Zu § 12 (Landesbehindertenbeirat)

Die Formulierung in § 12 (2) Satz 3 „bei den Vorschlägen und bei der Berufung ist auf eine angemessene Vertretung von Frauen zu achten“ läßt im schlimmsten Falle eine Nicht-Umsetzung des Ziels der Besetzung zu möglichst gleichen Teilen befürchten. Darüber hinaus ist „Angemessenheit“ ein juristisch außerordentlich schwammiger Begriff. Ziel muß sein, als Priorität die Paritetische Besetzung anzustreben! Nur so kann eine stabile, auf Dauer gestellte Interessenvertretung von Frauen mit Behinderungen sichergestellt werden. Eben weil zu erwarten ist, daß eine Parität schwierig umzusetzen sein wird, ist es um so wichtiger, daß der Begriff der Angemessenheit durch eine andere Formulierung ersetzt wird. Diese sollte das anzustrebende Ziel der Parität enthalten. (Wir verweisen in diesem Zusammenhang auf das Bundesgremiengesetz, in dem festgeschrieben ist, daß Gremien immer zu gleichen Teilen aus Frauen und Männern bestehen müssen).

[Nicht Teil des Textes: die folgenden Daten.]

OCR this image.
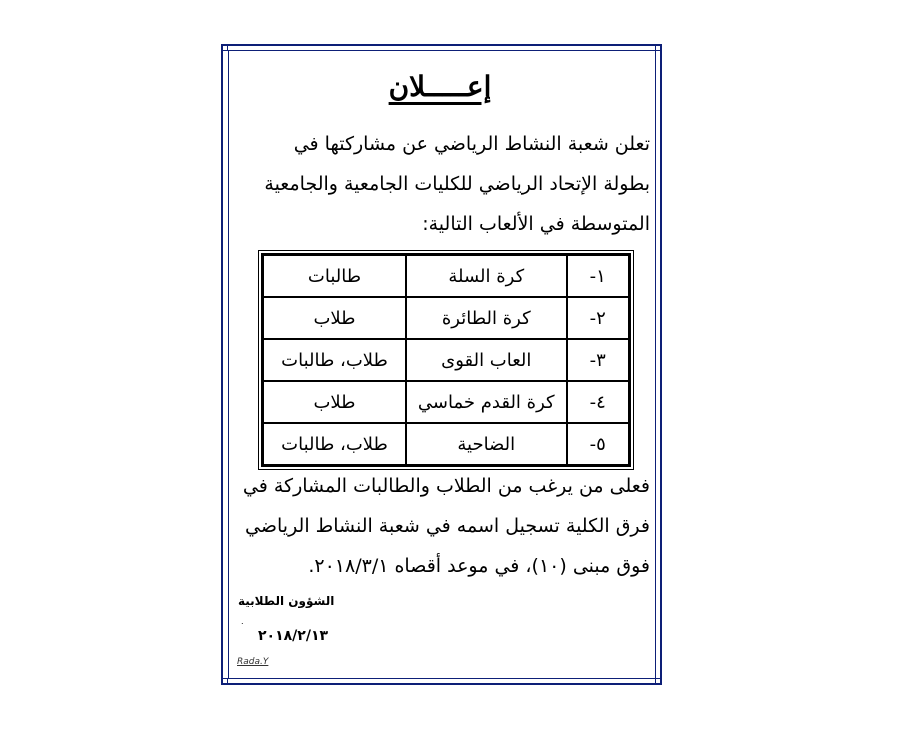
إعـــــلان
تعلن شعبة النشاط الرياضي عن مشاركتها في
بطولة الإتحاد الرياضي للكليات الجامعية والجامعية
المتوسطة في الألعاب التالية:
١-	كرة السلة	طالبات
٢-	كرة الطائرة	طلاب
٣-	العاب القوى	طلاب، طالبات
٤-	كرة القدم خماسي	طلاب
٥-	الضاحية	طلاب، طالبات
فعلى من يرغب من الطلاب والطالبات المشاركة في
فرق الكلية تسجيل اسمه في شعبة النشاط الرياضي
فوق مبنى (١٠)، في موعد أقصاه ٢٠١٨/٣/١.
الشؤون الطلابية
.
٢٠١٨/٢/١٣
Rada.Y
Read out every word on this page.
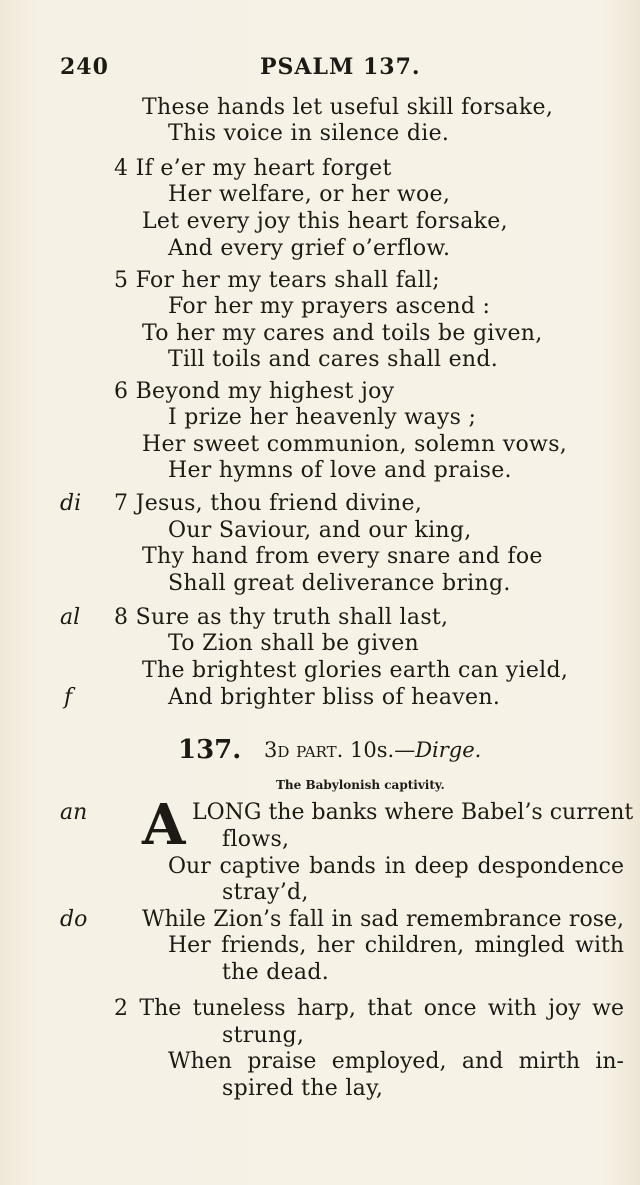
240	PSALM 137.
These hands let useful skill forsake,
This voice in silence die.
4 If e’er my heart forget
Her welfare, or her woe,
Let every joy this heart forsake,
And every grief o’erflow.
5 For her my tears shall fall;
For her my prayers ascend :
To her my cares and toils be given,
Till toils and cares shall end.
6 Beyond my highest joy
I prize her heavenly ways ;
Her sweet communion, solemn vows,
Her hymns of love and praise.
di 7 Jesus, thou friend divine,
Our Saviour, and our king,
Thy hand from every snare and foe
Shall great deliverance bring.
al 8 Sure as thy truth shall last,
To Zion shall be given
The brightest glories earth can yield,
f	And brighter bliss of heaven.
137. 3d part. 10s.—Dirge.
The Babylonish captivity.
an A LONG the banks where Babel’s current
flows,
Our captive bands in deep despondence
stray’d,
do While Zion’s fall in sad remembrance rose,
Her friends, her children, mingled with
the dead.
2 The tuneless harp, that once with joy we
strung,
When praise employed, and mirth in-
spired the lay,
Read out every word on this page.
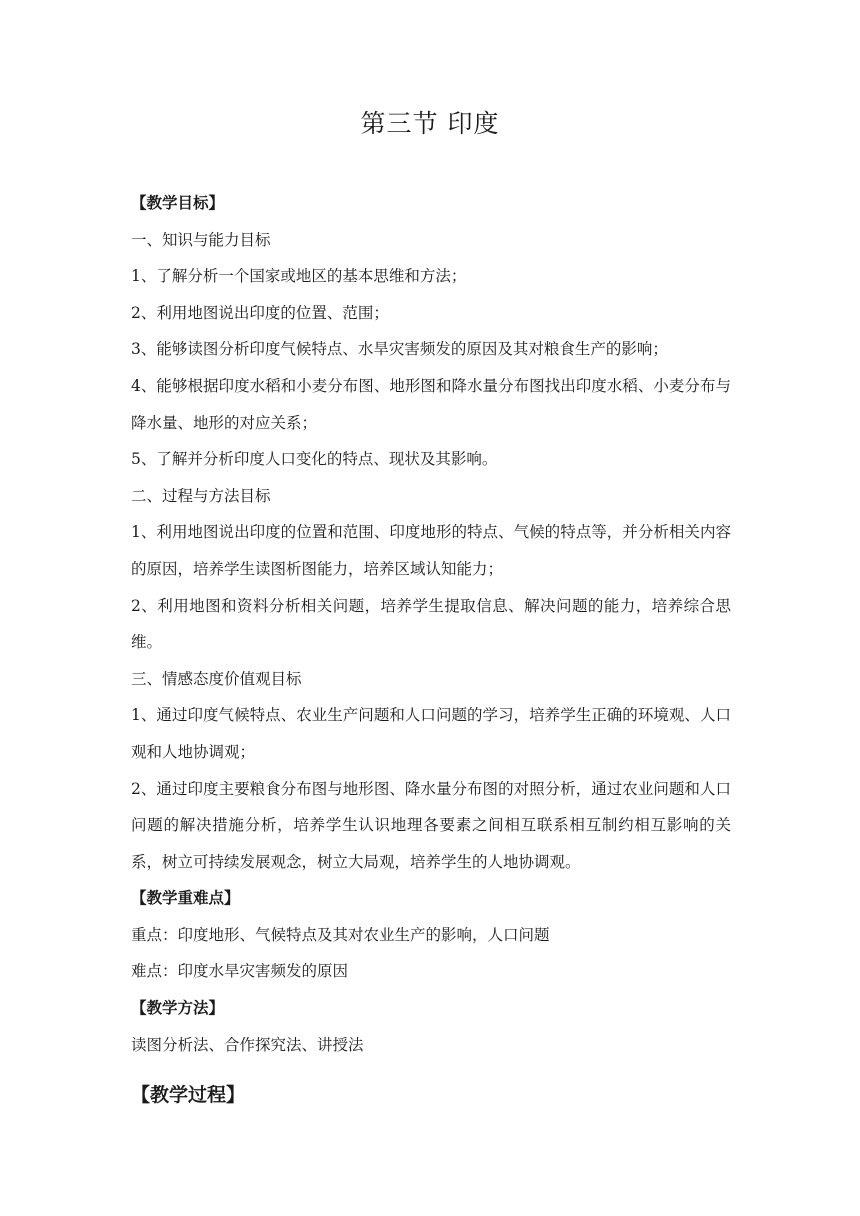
第三节 印度

【教学目标】

一、知识与能力目标

1、了解分析一个国家或地区的基本思维和方法；

2、利用地图说出印度的位置、范围；

3、能够读图分析印度气候特点、水旱灾害频发的原因及其对粮食生产的影响；

4、能够根据印度水稻和小麦分布图、地形图和降水量分布图找出印度水稻、小麦分布与降水量、地形的对应关系；

5、了解并分析印度人口变化的特点、现状及其影响。

二、过程与方法目标

1、利用地图说出印度的位置和范围、印度地形的特点、气候的特点等，并分析相关内容的原因，培养学生读图析图能力，培养区域认知能力；

2、利用地图和资料分析相关问题，培养学生提取信息、解决问题的能力，培养综合思维。

三、情感态度价值观目标

1、通过印度气候特点、农业生产问题和人口问题的学习，培养学生正确的环境观、人口观和人地协调观；

2、通过印度主要粮食分布图与地形图、降水量分布图的对照分析，通过农业问题和人口问题的解决措施分析，培养学生认识地理各要素之间相互联系相互制约相互影响的关系，树立可持续发展观念，树立大局观，培养学生的人地协调观。

【教学重难点】

重点：印度地形、气候特点及其对农业生产的影响，人口问题

难点：印度水旱灾害频发的原因

【教学方法】

读图分析法、合作探究法、讲授法

【教学过程】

d) Sonstige ergänzende Anmerkungen

Für eine abschließende Bewertung des § 4 haben wir momentan selber noch Beratungsbedarf, sodaß wir hier ersatzweise und für den Moment nur aus den „frauenpolitischen Mindestanforderungen an ein Gleichstellungsgesetz für behinderte Menschen“ des „Netzwerk Artikel 3“ zitieren wollen:

1. Der Abbau und die Verhinderung geschlechtsspezifischer Benachteiligungen müssen als eine Aufgabe des Gleichstellungsgesetzes benannt werden.

2. Im Teil der allgemeinen Bestimmungen muß der Grundsatz einer aktiven Frauenförderung verankert werden.


Wie oben erwähnt, begrüßen wir die im Gesetz angewandte, überwiegend nicht diskriminierende Sprache. Wir schlagen jedoch vor, analog der im Gesetz und der Begründung häufig anzutreffenden Begrifflichkeit: „Menschen mit Behinderungen“, diese zu übertragen und sich für die Begrifflichkeit: „Frauen mit Behinderungen“ zu entscheiden.


Abschließend bieten wir an bzw. halten es für geboten, daß KOBRA mit ihrer besonderen Kompetenz als Beratungs- und Koordinierungsstelle für behinderte Frauen in Rheinland-Pfalz am weiteren Anhörungsverfahren beteiligt wird.